First and foremost, the lead performance given by Angela Wynter as the titular character is a tour de force. Although she is given minimal dialogue, her longing expressions convey a thousand words that are capable of evoking very palpable emotions from the audience. Gracie’s eyes act as a road map to her rich and colourful past as she recollects distant memories and longs to be back home in Jamaica. Wynter is able to take us on a journey of Gracie’s life in a very short amount of time and writer/director Morgan’s touching script allows for heartfelt sympathy for every character.

In just under ten minutes, Morgan also surprisingly orchestrates a completely natural and believable character arc for Gracie’s grandson Aaron, played by Morgan himself. At the beginning of Gracie, Aaron is an uncomfortable young adolescent, uncertain of how to act around, and interact with, his ageing grandmother. He tactlessly presents Gracie with a bouquet of flowers, stating, “Mum told me to bring these”, indicating that his visit was not a selfless act and was prompted by his more thoughtful mother. Aaron is often more engrossed in his mobile phone, but as he watches Gracie dance alone in her room to music that only exists in her head, a spark is ignited in Aaron and he races off to construct a state of bliss for his grandmother. He takes Gracie out of her dull, beige microcosm and transports her to an approximation of her very own paradise and he is redeemed for his previous indifference.

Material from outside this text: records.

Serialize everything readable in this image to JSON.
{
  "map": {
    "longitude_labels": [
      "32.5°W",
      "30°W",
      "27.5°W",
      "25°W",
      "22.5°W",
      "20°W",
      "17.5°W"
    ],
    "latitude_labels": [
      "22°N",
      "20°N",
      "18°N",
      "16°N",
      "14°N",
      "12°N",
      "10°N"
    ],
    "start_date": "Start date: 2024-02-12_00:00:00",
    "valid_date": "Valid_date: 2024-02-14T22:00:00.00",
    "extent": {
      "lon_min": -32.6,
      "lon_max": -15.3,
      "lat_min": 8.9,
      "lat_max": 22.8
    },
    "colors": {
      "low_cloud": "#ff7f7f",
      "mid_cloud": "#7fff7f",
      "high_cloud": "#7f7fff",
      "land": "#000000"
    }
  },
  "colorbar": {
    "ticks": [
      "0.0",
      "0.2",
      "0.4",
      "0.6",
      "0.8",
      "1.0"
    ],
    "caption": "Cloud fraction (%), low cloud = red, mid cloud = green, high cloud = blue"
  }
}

Somehow, Morgan additionally finds time to incorporate flashbacks into the story in a manner that does not feel forced or appropriate but are in service to the enrichment of Gracie’s character. The flashback offers the audience a glimpse of Gracie in her younger days as she displays her fiercely protective mothering instincts whilst simultaneously depicting the hardships and prejudice she would face as Gracie’s neighbour refuses to let her daughter use her bathroom. These small and subtle moments within the narrative contribute to help form the life of Gracie in the audience’s mind.

Unabashedly wearing its heart on its sleeve, Gracie is a film that embraces its sentimentality with the intention of prying tears from the eyes of the audience. With performances this strong, Morgan’s objective has almost certainly been achieved.